HDP’nin şimdilik kapatılması iktidara yarasaydı, kuşkusuz dava bu kadar uzun sürmez bitirilirdi deniyor. Siyasi iktidarın, HDP’nin açık kalmasını, seçimlere katılmasını, Millet İttifakına gitmesi olası oylarının HDP’de bloke edilmesini düşündüğü söyleniyor. HDP’nin Yeşil Sol Parti listelerinden seçime katılacağı konuşuluyor, amblemleri de birbirine benziyor, Yeşil Sol Parti’nin ittifaka dâhil edilmesi bekleniyor.

CHP / HDP görüşmesinden olumlu bir sonuç çıkar mı, HDP’nin federasyonlaşmaya, ayrılmaya yol açacak, “ana dilde eğitim”, “Kürtçenin resmi dil olması”,  “Avrupa Yerel Yönetimler Özerklik Şartı” gibi koşulları, Türkiye Cumhuriyeti’ni kurmuş CHP benimser mi, HDP demokrasinin yerleştirilmesi, yerel yönetimlerin güçlendirilmesi önerileriyle yetinir mi, ödün almadan destek verir mi, bilinmiyor, Kılıçdaroğlu’nun yapacağı ziyarete bakılıyor.

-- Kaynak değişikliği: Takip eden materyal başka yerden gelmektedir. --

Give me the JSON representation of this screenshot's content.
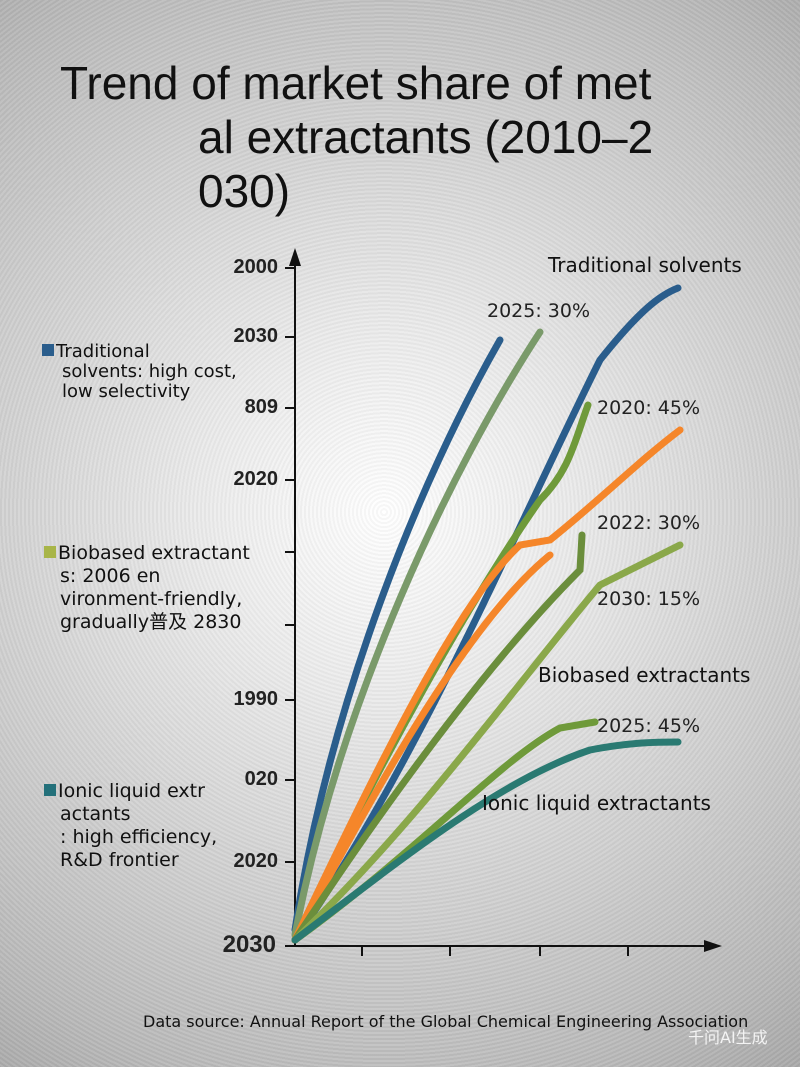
{
  "title_lines": [
    "Trend of market share of met",
    "al extractants (2010–2",
    "030)"
  ],
  "chart_data": {
    "type": "line",
    "title": "Trend of market share of metal extractants (2010–2030)",
    "y_tick_labels": [
      "2000",
      "2030",
      "809",
      "2020",
      "",
      "",
      "1990",
      "020",
      "2020",
      "2030"
    ],
    "grid": false,
    "legend_placement": "left",
    "legend": [
      {
        "text": [
          "Traditional",
          "solvents: high cost,",
          "low selectivity"
        ],
        "color": "#2a5d8c"
      },
      {
        "text": [
          "Biobased extractant",
          "s: 2006 en",
          "vironment-friendly,",
          "gradually普及 2830"
        ],
        "color": "#a8b548"
      },
      {
        "text": [
          "Ionic liquid extr",
          "actants",
          ": high efficiency,",
          "R&D frontier"
        ],
        "color": "#23707a"
      }
    ],
    "series_labels": [
      "Traditional solvents",
      "Biobased extractants",
      "Ionic liquid extractants"
    ],
    "annotations": [
      "2025: 30%",
      "2020: 45%",
      "2022: 30%",
      "2030: 15%",
      "2025: 45%"
    ],
    "series_colors": [
      "#2a5d8c",
      "#7a9a6a",
      "#2a5d8c",
      "#6f9a3a",
      "#f5862a",
      "#f5862a",
      "#6b8e3c",
      "#8aa84a",
      "#6f9a3a",
      "#2a7a72"
    ]
  },
  "source": "Data source: Annual Report of the Global Chemical Engineering Association",
  "watermark": "千问AI生成"
}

Kürt sorunu çözülsün diyenler,  sorunun ne olduğunu düşünmüyor, net biçimde ortaya koymuyor, önerilerini açıkça belirtmiyor, ama bulanık suda balık avlayarak CHP, HDP üzerinden parlamentoya girmeyi, sürekli eleştirdikleri Türkiye Cumhuriyeti’nde milletvekili, bakan olmayı düşlüyorlar, yoksa bu kadar pazarlık peşinde neden koşsunlar, gel gel diye yakın durdukları partilere çağrı yapsınlar diye düşünülüp, konuşuluyor.  Bize de,  bunların bileceği iş, yalnız ham hayaller peşinde koşup yurttaşın aklıyla oynanmasınlar, “dersini almışta ediyor ezber” konumuna düşmesinler demek kalıyor.

Şimdilik Recep Tayip Erdoğan, Kemal Kılıçdaroğlu, Dr. Sinan Oğan, Dr. Doğu Perinçek cumhurbaşkanlığı adaylığını açıkladı, 24 Mart’ta ittifak protokolü YSK’ya sunulacak, cumhurbaşkanı kesin aday listesi 31 Mart’ta, milletvekili kesin aday listesi 19 Nisan’da Resmi Gazete ’de yayınlanacak, oy verme işlemi 14 Mayıs 2023’te saat 08’de başlayacak, 17’de bitecek.

Mecliste grubu bulunmayan partilerin ve ittifakların cumhurbaşkanı adayı göstermesi için en az 100 bin seçmenin önerisine ihtiyaç var. Yurttaşlar bulundukları yer seçim kurullarına dilekçeyle başvurarak destekledikleri kişiyi aday gösterebileceklerdir. Parti üyeleri ve yandaşları adaylarını önerebileceği gibi rakiplerini yıpratmak için karşıt partilerde bu desteği katılabilir, o nedenle imza toplamada bir sıkıntı olmayabilir…

Kemal Kılıçdaroğlu’nun “Alevi”; Recep Tayip Erdoğan’ın laiklik ve cumhuriyet karşıtı, emperyalizmin işbirlikçisi, ABD’nin Büyük Ortadoğu Projesi’nin Eş Başkanı, dinci;  Dr. Sinan Oğan’ın “ırkçı milliyetçi”,  Dr. Doğu Perinçek’in “bukalemun/yanardöner” olduğu savları kuşkusuz seçim süresince çok konuşulacaktır.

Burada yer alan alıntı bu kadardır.